En Résumé :
73 Mds $ de plus de déficits en Septembre 09 par rapport à 2008. (876 Mds $ annualisés)
Les dépenses augmentent de 20 Mds sur un mois
Les revenus baissent de 53 Mds sur un mois
C'EST LE GRAND ECART
Par rapport à l'année passée, c'est donc un déficit de 1409 Mds qui s'ajoute à la dette,
soit au total un déficit de 950 Mds de plus qu'en 2008
Est il possible de réduire rapidement ce déficit ?
Ci dessous, le détails des revenus et ensuite le détails des dépenses.
Lorsque l'on analyse les revenus, on s'aperçoit que tous les postes sont en baisse.
Mais le plus effrayant reste le détails des dépenses. Quatre points essentiels ressortent : la baisse du service de la dette grâce aux taux directeurs bas, la hausse des dépenses militaires, la hausse des dépenses de sécurité sociales et de retraites ainsi que le coût du chômage.
Chômage durablement élevé :
Donald Khon l'a dit lui même. L'automobile, la Finance et l'immobilier ont détruit de nombreux emplois, les surcapacités sont nombreuses, ces secteurs ne créeront pas d'emplois rapidement.

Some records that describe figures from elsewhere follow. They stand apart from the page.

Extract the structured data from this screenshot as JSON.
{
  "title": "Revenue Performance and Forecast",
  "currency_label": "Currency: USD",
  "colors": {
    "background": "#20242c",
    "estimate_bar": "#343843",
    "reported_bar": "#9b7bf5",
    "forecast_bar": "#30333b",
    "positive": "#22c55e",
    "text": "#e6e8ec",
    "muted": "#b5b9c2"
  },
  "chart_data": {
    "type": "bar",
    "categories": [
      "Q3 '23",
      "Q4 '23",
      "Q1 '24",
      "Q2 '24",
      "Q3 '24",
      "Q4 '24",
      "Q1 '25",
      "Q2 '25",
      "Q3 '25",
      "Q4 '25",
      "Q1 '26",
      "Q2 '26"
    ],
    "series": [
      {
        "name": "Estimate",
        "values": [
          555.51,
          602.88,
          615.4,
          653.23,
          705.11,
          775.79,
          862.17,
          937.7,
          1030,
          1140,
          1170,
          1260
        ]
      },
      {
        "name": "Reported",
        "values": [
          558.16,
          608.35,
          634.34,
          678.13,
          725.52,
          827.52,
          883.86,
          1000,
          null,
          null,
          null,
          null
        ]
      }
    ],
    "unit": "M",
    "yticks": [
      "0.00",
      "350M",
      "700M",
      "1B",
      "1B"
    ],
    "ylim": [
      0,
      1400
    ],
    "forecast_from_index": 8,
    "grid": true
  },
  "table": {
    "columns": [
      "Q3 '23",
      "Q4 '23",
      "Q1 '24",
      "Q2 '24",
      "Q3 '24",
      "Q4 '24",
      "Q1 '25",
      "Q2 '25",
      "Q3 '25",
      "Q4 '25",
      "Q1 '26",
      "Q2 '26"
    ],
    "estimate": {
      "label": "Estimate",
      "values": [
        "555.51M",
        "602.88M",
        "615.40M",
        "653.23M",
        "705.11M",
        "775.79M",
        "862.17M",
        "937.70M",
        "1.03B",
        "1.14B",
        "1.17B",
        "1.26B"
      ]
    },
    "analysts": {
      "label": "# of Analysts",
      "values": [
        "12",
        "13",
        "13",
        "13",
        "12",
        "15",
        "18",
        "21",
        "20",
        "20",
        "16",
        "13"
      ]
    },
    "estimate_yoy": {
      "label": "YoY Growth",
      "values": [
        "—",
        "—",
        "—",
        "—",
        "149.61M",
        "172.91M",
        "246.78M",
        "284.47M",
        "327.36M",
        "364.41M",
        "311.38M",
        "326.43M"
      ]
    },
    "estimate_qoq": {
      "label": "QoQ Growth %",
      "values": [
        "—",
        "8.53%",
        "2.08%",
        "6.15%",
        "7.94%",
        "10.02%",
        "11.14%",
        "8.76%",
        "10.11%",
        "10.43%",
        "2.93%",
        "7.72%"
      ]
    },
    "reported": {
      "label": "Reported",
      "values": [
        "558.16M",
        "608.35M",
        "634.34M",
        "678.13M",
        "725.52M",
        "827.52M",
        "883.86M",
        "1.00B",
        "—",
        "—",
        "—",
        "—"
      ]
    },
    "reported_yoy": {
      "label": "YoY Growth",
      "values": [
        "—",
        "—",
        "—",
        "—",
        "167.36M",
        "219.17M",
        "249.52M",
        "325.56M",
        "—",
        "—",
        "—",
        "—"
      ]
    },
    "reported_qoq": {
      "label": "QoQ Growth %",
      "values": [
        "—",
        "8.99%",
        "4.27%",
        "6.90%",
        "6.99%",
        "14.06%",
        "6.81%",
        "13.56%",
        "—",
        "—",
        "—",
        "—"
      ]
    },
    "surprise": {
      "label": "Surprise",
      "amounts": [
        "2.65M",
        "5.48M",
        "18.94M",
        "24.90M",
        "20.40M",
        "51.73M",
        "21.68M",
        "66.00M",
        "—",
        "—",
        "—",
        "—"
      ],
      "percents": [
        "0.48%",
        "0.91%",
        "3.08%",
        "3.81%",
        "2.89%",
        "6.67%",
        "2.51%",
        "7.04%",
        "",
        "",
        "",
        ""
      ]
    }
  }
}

Dépenses militaires difficiles à réduire à court terme :
C’est seulement en mars que le président a adopté une nouvelle stratégie de contre-insurrection en Afghanistan, consistant en un renforcement de la présence américaine sur le terrain, accompagné d’un engagement de longue durée pour gagner les cœurs et les esprits dans les villages où les talibans ont réapparu. C’est sur cette base qu’il a limogé le commandant en chef en Afghanistan, le général David D. McKiernan, pour le remplacer par le général Stanley A. Mc Chrystal, considéré comme un partisan plus résolu de la contre-insurrection. Toutefois, lorsque Mc Chrystal a présenté à Obama la facture de cette stratégie - 40 000 à 80 000 soldats supplémentaires (en plus des 20.000 et quelques renforts récemment déployés) - nombreux sont ceux qui ont pâli dans la garde rapprochée du Président.
Un tel déploiement coûtera non seulement des centaines de milliards de dollars au Trésor, ce qu’il peut difficilement se permettre, mais la pression exercée sur l’armée et le Corps des Marines peut devenir presqu’insupportable après ces nombreuses années de déploiements multiples et répétés et de stress en Irak. Ce prix serait plus tolérable, bien sûr, si les alliés de l’Amérique acceptaient de prendre une plus grande part de cette charge, mais ils sont de moins en moins disposés à le faire.
Service de la dette :
Reste la seule option à court terme pour réduire l'envolée du déficit. Les taux resteront durablement bas afin de soutenir la dette publique. L'option de geler les taux longs comme on a pu l'observer dans les années 30 restent une option possible.
Et les revenus :
Pour retrouver des revenus élevés, la croissance doit repartir. Cependant, les US ont perdu du potentiel de croissance, les matières premières vont devenir plus chères, les surcapacités sont élevés, les ménages sont très endettés, le prix des actifs restent le seul levier pour rééquilibrer les bilans des actifs.
CONCLUSION :
Quand le dollar chutera, il ne fera pas semblant. Et j'ajouterais que la chute du dollar fait partie intégrante de la stratégie de BEN BERNANKE. Au début des années 2000, il a écrit un papier, disponible sur le site de la FED exposant sa stratégie en période déflationniste. Il évoque la baisse du dollar comme une option ultime.